Artık görev ve sorumluluk belliydi: İnsanları puta tapmaktan, karanlıktan, cehaletten, haksızlıktan, zulümden… kurtarıp; Nur’a, aydınlığa, kurtuluşa, tevhide, bir olan Allah’a kulluğa… DAVET gerekirdi. Muhammed (sav), 23 yıllık Nübüvvet ve Risalet yıllarında tüm zorluklara, işkenceye, boykota rağmen kutlu vazifeyi en güzel şekilde yerine getirdi. O, vazifesini yerine getirmesine getirdi de, ümmeti olarak biz üzerimize düşen görev ve sorumluluk için neler yapıyoruz, neler yapmalıyız/yapmamalıyız?
Oku!(mak); bilmek, öğrenmek, araştırmak, düşünmek, ilim sahibi olmak… vb anlamlara gelir. Allah’ın ilk emri Oku! olduğuna göre; İslam dini, okumak, anlamak ve yaşamak üzere inmiş bir hayat nizamıdır.

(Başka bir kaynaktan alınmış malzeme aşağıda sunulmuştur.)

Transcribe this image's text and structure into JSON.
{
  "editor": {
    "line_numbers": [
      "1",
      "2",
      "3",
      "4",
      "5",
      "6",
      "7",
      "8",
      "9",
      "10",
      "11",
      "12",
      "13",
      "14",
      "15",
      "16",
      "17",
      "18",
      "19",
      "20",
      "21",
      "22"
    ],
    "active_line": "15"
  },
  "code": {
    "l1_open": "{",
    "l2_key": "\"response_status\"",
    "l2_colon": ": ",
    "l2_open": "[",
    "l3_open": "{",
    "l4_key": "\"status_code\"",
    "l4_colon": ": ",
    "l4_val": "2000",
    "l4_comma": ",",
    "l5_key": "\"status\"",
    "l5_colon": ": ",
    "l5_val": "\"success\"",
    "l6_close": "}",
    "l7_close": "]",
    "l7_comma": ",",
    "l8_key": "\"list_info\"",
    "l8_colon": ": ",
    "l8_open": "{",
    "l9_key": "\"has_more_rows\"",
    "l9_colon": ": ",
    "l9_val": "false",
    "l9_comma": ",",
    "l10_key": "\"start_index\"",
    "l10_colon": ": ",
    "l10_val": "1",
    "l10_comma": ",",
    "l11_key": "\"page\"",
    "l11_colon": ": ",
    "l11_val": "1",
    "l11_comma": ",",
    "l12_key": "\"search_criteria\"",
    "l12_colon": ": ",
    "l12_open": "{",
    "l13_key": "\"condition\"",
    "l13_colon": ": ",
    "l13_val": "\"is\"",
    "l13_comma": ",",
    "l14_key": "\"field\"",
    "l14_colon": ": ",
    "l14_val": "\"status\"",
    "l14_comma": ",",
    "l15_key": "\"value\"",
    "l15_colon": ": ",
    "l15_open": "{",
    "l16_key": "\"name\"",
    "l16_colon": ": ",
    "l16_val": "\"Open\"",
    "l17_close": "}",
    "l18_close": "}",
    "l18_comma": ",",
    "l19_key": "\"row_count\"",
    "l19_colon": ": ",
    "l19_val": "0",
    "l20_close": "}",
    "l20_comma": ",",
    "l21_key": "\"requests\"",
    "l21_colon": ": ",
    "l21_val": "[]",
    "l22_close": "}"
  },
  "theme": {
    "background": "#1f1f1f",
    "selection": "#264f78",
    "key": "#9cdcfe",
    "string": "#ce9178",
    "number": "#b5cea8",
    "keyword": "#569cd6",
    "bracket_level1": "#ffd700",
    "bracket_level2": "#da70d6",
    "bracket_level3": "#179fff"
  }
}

Kur’an-ı Kerim ve Sünnette çok sayıda okumaya, öğrenmeye, ilme teşvikler vardır. Bazıları şöyledir: “ Hiç bilenlerle bilmeyenler bir olur mu?” (Zümer, 9) “Allah, içinizden iman edenlerle, ilim sahiplerinin dereceleri yükseltir.” (Mücadele, 11) “Kulları içinde ancak alim olanlar Allah’a karşı derin saygı duyarlar.” (Fatır, 28).
Peygamberimiz (sav) bakınız ne buyurmuş: “Allah`tan faydalı ilim isteyiniz. Faydası olmayacak ilimden Allah`a sığının.” “Kim ilim öğrenmek uğrunda yurdundan çıkarsa O, evine dönesiye kadar Allah yolundadır.”, “İlim öğrenmek, kadın-erkek her müslümana farzdır.”, “Beşikten mezara kadar ilim öğrenmeye çalışınız.”… Peygamberimizin (sav) Kur’an’daki duası: “Rabbim ilmimi artır.” (Taha, 114)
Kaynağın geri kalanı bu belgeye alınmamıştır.